Me quedaron grabadas sobre todo un par de frases que Woolf no dice que hablan de la nostalgia, pero hoy diríamos que hablan de eso. Woolf viene citando poemas que le gustan, uno de Alfred Tennyson y otro de Christina Rossetti; todavía no queda tan claro a cuento de qué, porque así es el estilo de Woolf, vueltero, pero no en el sentido de enroscado sino en el de quien pasea como si no hubiera ningún apuro, como si te escucharan siempre con la atención de un amante. “En una suerte de ataque de celos, supongo, por nuestra propia época, por tontas y absurdas que sean estas comparaciones, empecé a preguntarme si alguien podía con honestidad nombrar dos poetas vivos tan grandes como Tennyson y Christina Rossetti habían sido en su tiempo. Por supuesto es imposible compararlos pensé mirando esas aguas espumosas. La razón por la que la poesía incita a ese abandonarse, a ese arrebato, es precisamente porque celebra una emoción que una solía tener (en los almuerzos de antes de la guerra, quizás) de modo que una responde fácilmente, de manera familiar, sin complicarse intentando entender la emoción o comparándola con alguna que tenga ahora. Pero los poetas vivos expresan un sentimiento que se nos está formando y arrancando en este momento. Una no lo reconoce a primera vista; a menudo, por alguna razón, le tememos; lo miramos con ansiedad y lo comparamos, celosa y sospechosamente, con esa otra emoción que sí conocemos. Por eso es tan difícil la poesía moderna”, escribe Woolf, y sigue como si nada, vuelve a sus paseos, como la gente genial que siempre tiene la elegancia de aparentar que no sabe que está diciendo algo genial.
No es que sea tan original, pero me gusta el modo en que reconoce que la poesía de su propia época (que para mí, desde el año 2023, es mucho mejor que la de Tennyson y Rossetti que evoca ella) es tan buena como la de los poetas muertos, y si no nos parece así es solo porque no nos lleva a un sentimiento conocido sino a uno por conocer, a uno que todavía nos angustia; de hecho quizás esa sería la definición de un arte que todavía fuera vigente, o de leer una obra como si estuviera vigente; leerla como si todavía nos pudiera angustiar. Las obras nostálgicas no suelen leerse así; al contrario, reconfortan, tranquilizan, entibian.
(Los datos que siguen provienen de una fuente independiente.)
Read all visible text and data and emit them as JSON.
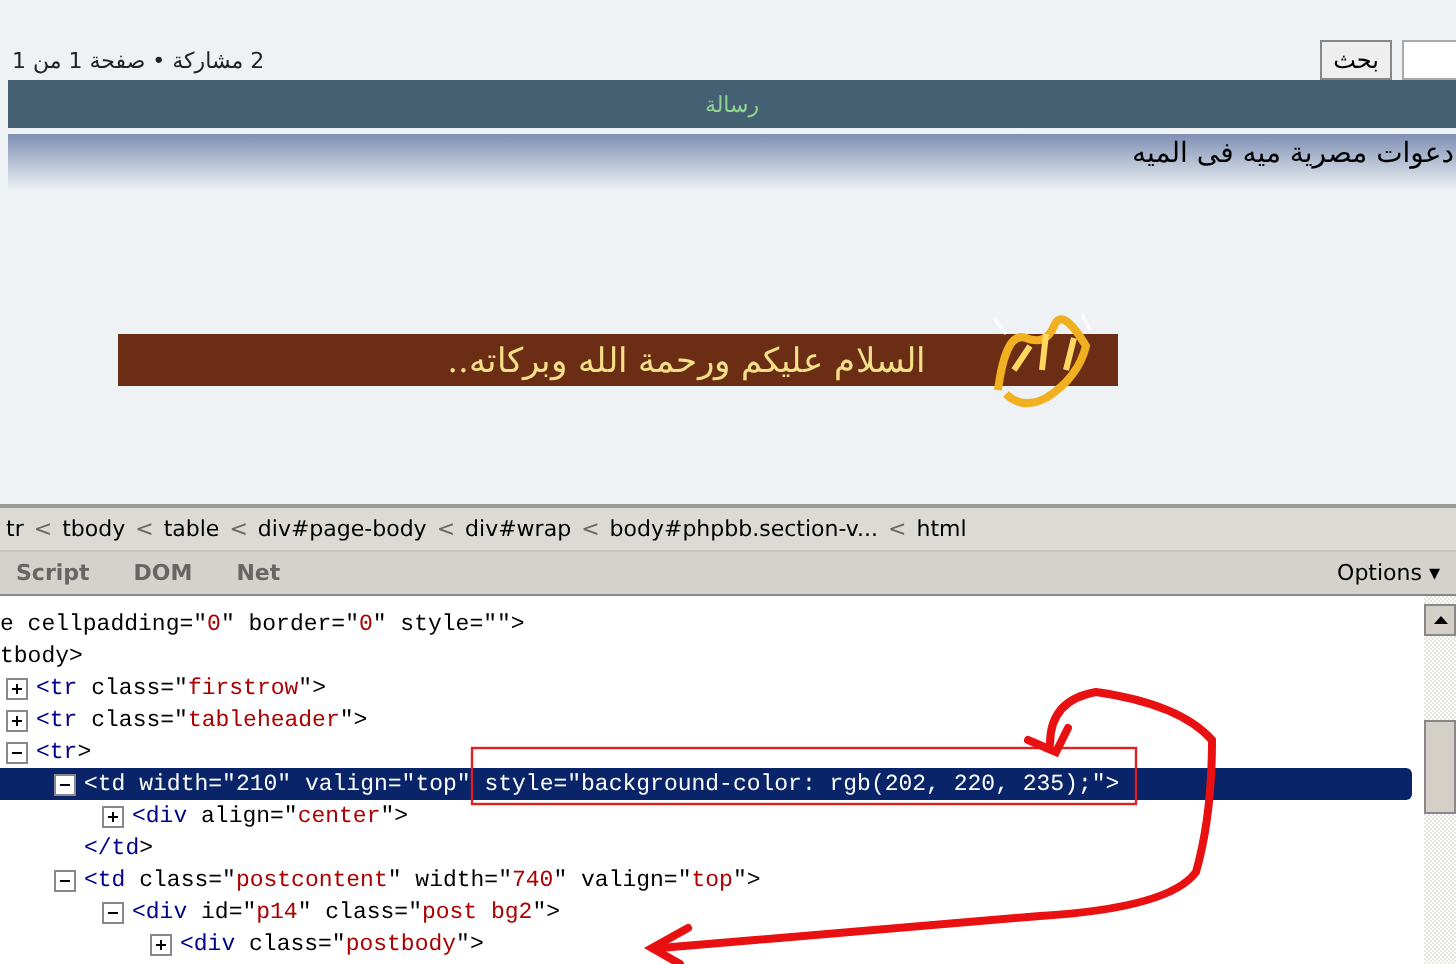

Para bien o para mal, casi nunca leo así; no hay ningún pasado que me haga sentir en casa. Si efectivamente se trata de una obra de arte cuya herida sigue abierta, que todavía tiene algo para decir, la leo con la misma angustia e incomodidad con la que me aproximo a las cosas nuevas que todavía no termino de entender. Estoy leyendo en estos días las Heroidas de Ovidio, una colección de cartas (ficticias, por supuesto) escritas por las heroínas de la mitología griega a sus enamorados: Penélope le escribe a Odiseo, Ariadna a Teseo, Helena a Paris. Una princesa que no conozco le escribe al hombre que espera: me dijiste que ibas a volver cuando la luna perdiera sus cuernos, ya pasaron cuatro lunas, ¿y dónde estás? Arreglé tus barcos, te di una isla, la virtud que una doncella entrega una sola vez, y ahora voy a matarme por tu culpa, por un tipo que ni siquiera está pensando en mí. Leo este texto fechado en el 25 antes de Cristo después de la décimo quinta nota firmada por un cincuentón que cree que el fantasmeo lo inventaron los celulares, que la gente ya no se enamora, que ya nada en el mundo tiene la intensidad que tenía cuando él era joven, qué casualidad. Lo leo como ya dije, lo leo abierto, como se leen las cosas que hablan de problemas sin solución; el desencuentro amoroso, la búsqueda del sentido, la condición de insatisfacción permanente del deseo de lo que está vivo.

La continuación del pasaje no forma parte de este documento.